Furthermore, my kids are in good health, participate in high school sports, are not obese, do not have asthma, diabetes, or any other serious health condition or congenital defect that would put them more at risk than the average child. Those additional factors drive their almost non-existent chances of being impacted by COVID down even further. If children were impacted by COVID at a higher rate, it would be an easy decision to vaccinate our kids. We don’t think twice about vaccinating kids against smallpox because smallpox has killed hundreds of millions and your chance of surviving a smallpox infection are not so good, but COVID is a totally different category. So, while Dr. Benjamin tells us the vaccine has been proven safe for kids, is it actually of value for kids, especially for healthy kids?

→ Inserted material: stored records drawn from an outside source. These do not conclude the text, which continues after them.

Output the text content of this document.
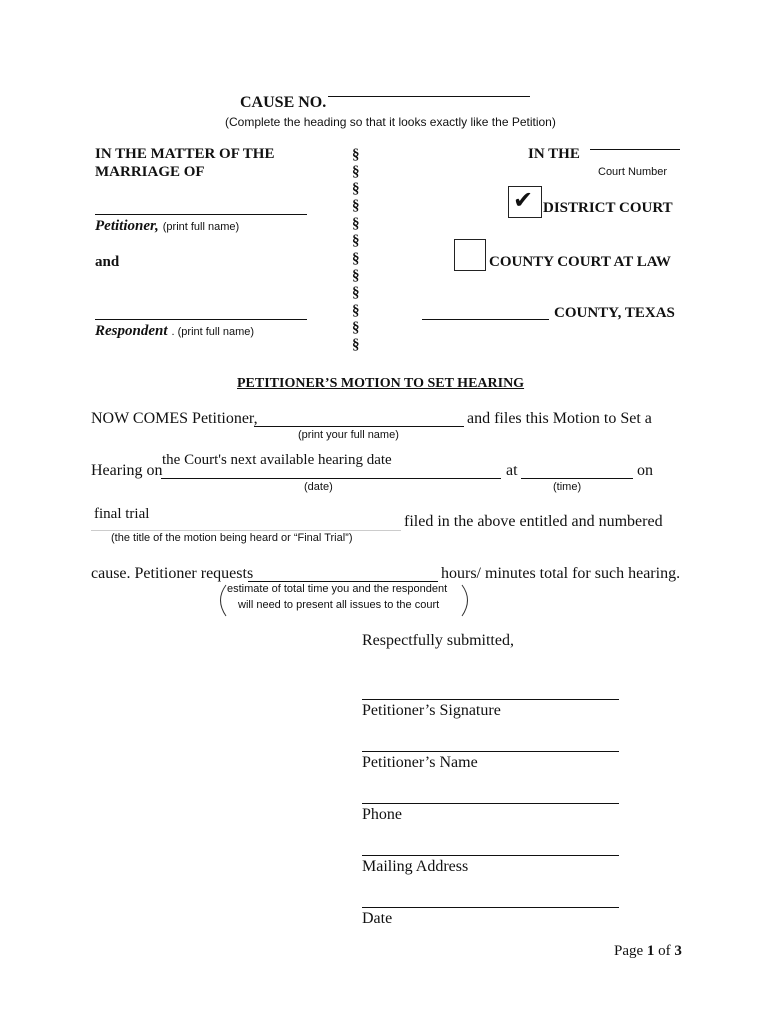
CAUSE NO.
(Complete the heading so that it looks exactly like the Petition)
IN THE MATTER OF THE
MARRIAGE OF
Petitioner, (print full name)
and
Respondent . (print full name)
§
§
§
§
§
§
§
§
§
§
§
§
IN THE
Court Number
✔ DISTRICT COURT
COUNTY COURT AT LAW
COUNTY, TEXAS
PETITIONER’S MOTION TO SET HEARING
NOW COMES Petitioner,	and files this Motion to Set a
(print your full name)
Hearing on
the Court's next available hearing date
at	on
(date)	(time)
final trial	filed in the above entitled and numbered
(the title of the motion being heard or “Final Trial”)
cause. Petitioner requests	hours/ minutes total for such hearing.
estimate of total time you and the respondent
will need to present all issues to the court
Respectfully submitted,
Petitioner’s Signature
Petitioner’s Name
Phone
Mailing Address
Date
Page 1 of 3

The lack of benefit is the primary reason I don’t want to vaccinate our kids and this concern wasn’t addressed by Dr. Benjamin. Some folks also say it is important to vaccinate the kids to prevent them from spreading COVID to grandma or their teachers, but many studies have shown that kids are not a vector of transmission, especially asymptomatic kids (in fact, it has never been shown that asymptomatic spread is a problem with COVID). Furthermore, if grandma and Johnny’s teacher are worried about COVID then they should get vaccinated instead of demanding that all the kids be vaccinated.

Finally, while we are hearing that the COVID vaccine is safe; it is still not as safe as the average vaccine. Per the CDC from their VAERS system, the risk from this vaccine are higher than any other has been since they began tracking adverse vaccine impacts, although still not significant enough to outweigh its benefits:

When the vaccine benefits to my kids are almost nil, why take a chance at all?

3 thoughts on “COVID: Do not Panic. Do not Listen to the Politician Behind the Curtain.

  1. With new cases “rising so dramatically in highly vaccinated countries,” maybe the vaccine is the actual vector of disease. Then the numbers make sense.